P. Josef Kentenich hält Freiheit für Menschen auch dann noch für möglich, wenn man in einem Unrechtssystem leben muss oder durch Gefängnis oder durch Krankheit o.ä. auf ein Minimum an Bewegungsfreiheit und Wahlmöglichkeiten reduziert wird. Er selbst beschrieb sich als innerlich freien Menschen, während er dreieinhalb Jahre im Konzentrationslager Dachau interniert war. Eine solche innere Freiheit beruht darauf, immer in Übereinstimmung mit seinen Werten und seiner Überzeugung zu bleiben, im Hier und Jetzt zu leben und aus dem, was ist, die bestmögliche Entscheidung zu treffen (und wenn es nur Aushalten und Hoffen ist). Wichtig ist die Anbindung an Gott, der im eigenen Herzen wohnt und eine innere Freiheit und Weite ermöglicht, die man sich selbst als „normaler“ Mensch in äußerer Freiheit kaum vorstellen kann.

Freiheit als Erlösung

Der christliche Glaube ist eine Erlösungsreligion. Er hat wesentlich damit zu tun, dass es ein Ja zum Leben gibt, eine unendliche Liebe, die aus der Macht des Bösen befreit. Das heißt konkret: Vergebung von Schuld und Befreiung von Belastungen und Heilung seelischer Wunden, die menschliches Leben einschränken oder an der Entfaltung behindern.

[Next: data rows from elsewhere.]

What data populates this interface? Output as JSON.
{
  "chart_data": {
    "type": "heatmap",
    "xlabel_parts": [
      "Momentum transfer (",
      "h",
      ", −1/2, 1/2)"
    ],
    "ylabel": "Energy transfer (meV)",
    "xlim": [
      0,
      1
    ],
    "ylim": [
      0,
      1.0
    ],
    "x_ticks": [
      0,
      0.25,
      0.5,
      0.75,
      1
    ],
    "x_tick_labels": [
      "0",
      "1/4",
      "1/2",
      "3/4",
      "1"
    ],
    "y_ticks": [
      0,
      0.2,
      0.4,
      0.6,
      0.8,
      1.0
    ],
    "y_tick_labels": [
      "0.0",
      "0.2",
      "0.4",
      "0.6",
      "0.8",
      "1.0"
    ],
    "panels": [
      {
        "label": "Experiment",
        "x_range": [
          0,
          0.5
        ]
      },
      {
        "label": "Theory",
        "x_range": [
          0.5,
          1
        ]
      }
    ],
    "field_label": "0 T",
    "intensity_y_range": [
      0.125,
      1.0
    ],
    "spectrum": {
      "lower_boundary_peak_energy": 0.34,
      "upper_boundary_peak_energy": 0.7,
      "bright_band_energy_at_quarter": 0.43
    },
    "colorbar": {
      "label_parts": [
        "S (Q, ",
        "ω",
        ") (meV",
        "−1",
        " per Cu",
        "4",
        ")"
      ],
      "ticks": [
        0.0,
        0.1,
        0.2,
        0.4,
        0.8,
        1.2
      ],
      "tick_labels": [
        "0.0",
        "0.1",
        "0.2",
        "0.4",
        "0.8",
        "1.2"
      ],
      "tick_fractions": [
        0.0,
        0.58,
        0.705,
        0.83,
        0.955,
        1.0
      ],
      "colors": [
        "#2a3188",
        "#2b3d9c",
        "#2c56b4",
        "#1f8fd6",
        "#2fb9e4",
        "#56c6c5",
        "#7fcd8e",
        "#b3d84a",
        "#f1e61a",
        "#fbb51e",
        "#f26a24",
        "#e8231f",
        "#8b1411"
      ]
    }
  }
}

Die „Freiheit der Kinder Gottes“ (vgl. Röm 8, 21) kann Gegenstand unseres Meditierens werden, wenn wir Weihnachten feiern. Wir verbinden uns mit der Heiligen Familie, die unter äußerem Druck und Verfolgung leiden musste. Aber in ihr finden wir einen Innenraum von Menschlichkeit, in den wir mit hineingenommen werden. Dort können wir uns frei erleben, weil wir unsere Identität als Menschen wieder neu finden: nämlich dort, wo echte Liebe Menschen verbindet und Gott in ihrer Mitte wohnt.

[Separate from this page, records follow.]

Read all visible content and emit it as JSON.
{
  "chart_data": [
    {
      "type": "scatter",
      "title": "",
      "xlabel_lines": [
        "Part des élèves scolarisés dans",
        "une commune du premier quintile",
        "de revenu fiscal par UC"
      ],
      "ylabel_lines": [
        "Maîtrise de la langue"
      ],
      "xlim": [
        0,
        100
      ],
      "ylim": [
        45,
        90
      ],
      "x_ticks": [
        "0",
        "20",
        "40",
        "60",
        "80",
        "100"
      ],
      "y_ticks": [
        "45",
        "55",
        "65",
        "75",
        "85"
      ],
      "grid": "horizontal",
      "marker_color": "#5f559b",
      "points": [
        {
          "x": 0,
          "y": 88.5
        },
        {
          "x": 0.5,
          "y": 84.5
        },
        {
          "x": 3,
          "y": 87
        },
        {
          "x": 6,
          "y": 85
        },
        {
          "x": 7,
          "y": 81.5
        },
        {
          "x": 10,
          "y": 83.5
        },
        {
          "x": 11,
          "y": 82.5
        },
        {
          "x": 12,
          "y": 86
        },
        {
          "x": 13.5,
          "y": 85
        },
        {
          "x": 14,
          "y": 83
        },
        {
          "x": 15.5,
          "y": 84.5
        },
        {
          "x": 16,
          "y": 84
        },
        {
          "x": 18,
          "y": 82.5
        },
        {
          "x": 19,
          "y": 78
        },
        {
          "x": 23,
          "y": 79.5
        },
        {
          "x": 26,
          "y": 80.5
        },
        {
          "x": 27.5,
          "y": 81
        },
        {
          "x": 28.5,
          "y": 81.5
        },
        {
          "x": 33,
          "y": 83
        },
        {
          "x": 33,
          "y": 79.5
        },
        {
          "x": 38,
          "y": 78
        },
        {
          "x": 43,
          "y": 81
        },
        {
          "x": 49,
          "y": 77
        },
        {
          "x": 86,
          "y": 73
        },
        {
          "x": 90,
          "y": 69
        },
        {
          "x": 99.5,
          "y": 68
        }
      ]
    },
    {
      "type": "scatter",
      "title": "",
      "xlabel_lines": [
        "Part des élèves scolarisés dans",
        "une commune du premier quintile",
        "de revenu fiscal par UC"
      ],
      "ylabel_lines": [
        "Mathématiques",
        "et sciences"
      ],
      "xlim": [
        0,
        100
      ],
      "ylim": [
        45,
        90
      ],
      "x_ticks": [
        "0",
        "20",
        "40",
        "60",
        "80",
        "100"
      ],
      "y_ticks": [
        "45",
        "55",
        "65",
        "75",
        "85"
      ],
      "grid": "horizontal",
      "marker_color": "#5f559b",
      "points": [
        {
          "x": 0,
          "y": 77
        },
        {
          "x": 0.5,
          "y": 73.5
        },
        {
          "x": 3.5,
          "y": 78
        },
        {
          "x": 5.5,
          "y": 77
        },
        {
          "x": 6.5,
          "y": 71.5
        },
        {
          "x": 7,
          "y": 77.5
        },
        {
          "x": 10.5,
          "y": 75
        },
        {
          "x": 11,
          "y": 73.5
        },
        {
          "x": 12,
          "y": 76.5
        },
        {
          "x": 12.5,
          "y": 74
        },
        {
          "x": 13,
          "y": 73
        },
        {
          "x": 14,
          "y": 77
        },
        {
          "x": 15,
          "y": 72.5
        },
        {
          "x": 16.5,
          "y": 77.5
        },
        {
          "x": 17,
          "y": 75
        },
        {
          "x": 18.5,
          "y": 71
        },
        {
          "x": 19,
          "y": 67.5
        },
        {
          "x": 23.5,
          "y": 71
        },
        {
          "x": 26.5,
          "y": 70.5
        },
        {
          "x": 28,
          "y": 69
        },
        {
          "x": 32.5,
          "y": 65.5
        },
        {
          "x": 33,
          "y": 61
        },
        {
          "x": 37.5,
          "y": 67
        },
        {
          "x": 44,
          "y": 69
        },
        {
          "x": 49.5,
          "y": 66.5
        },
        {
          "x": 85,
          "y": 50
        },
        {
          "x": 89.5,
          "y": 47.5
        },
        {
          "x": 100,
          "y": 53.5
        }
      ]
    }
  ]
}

Redaktion Impuls aus Schönstatt
P. Lothar Herter, Prof. Dr. Hubertus Brantzen, Heinrich Brehm, Klaus Glas, Michaela Koch, P. Heinrich Walter

Leserreaktionen

21.12.2020, 15:50 Uhr

Von: Elfriede Nußbaum, Bamberg

Liebes Redaktions-Team,
Ihr Impuls gefällt mir sehr gut!
Wahre Freiheit kann nur durch innere Bindung an Gott gelingen! Ansonsten verhalte ich mich wie ein aufgescheuchtes Huhn, das hin- und herläuft mit dem Bedürfnis, überall dabei sein zu müssen.
Bin ich innerlich gebunden, schwebe ich wie ein Adler und betrachte das Geschehen mit Gelassenheit und mit der Gewissheit, dass ich getragen werde - ohne wenn und aber!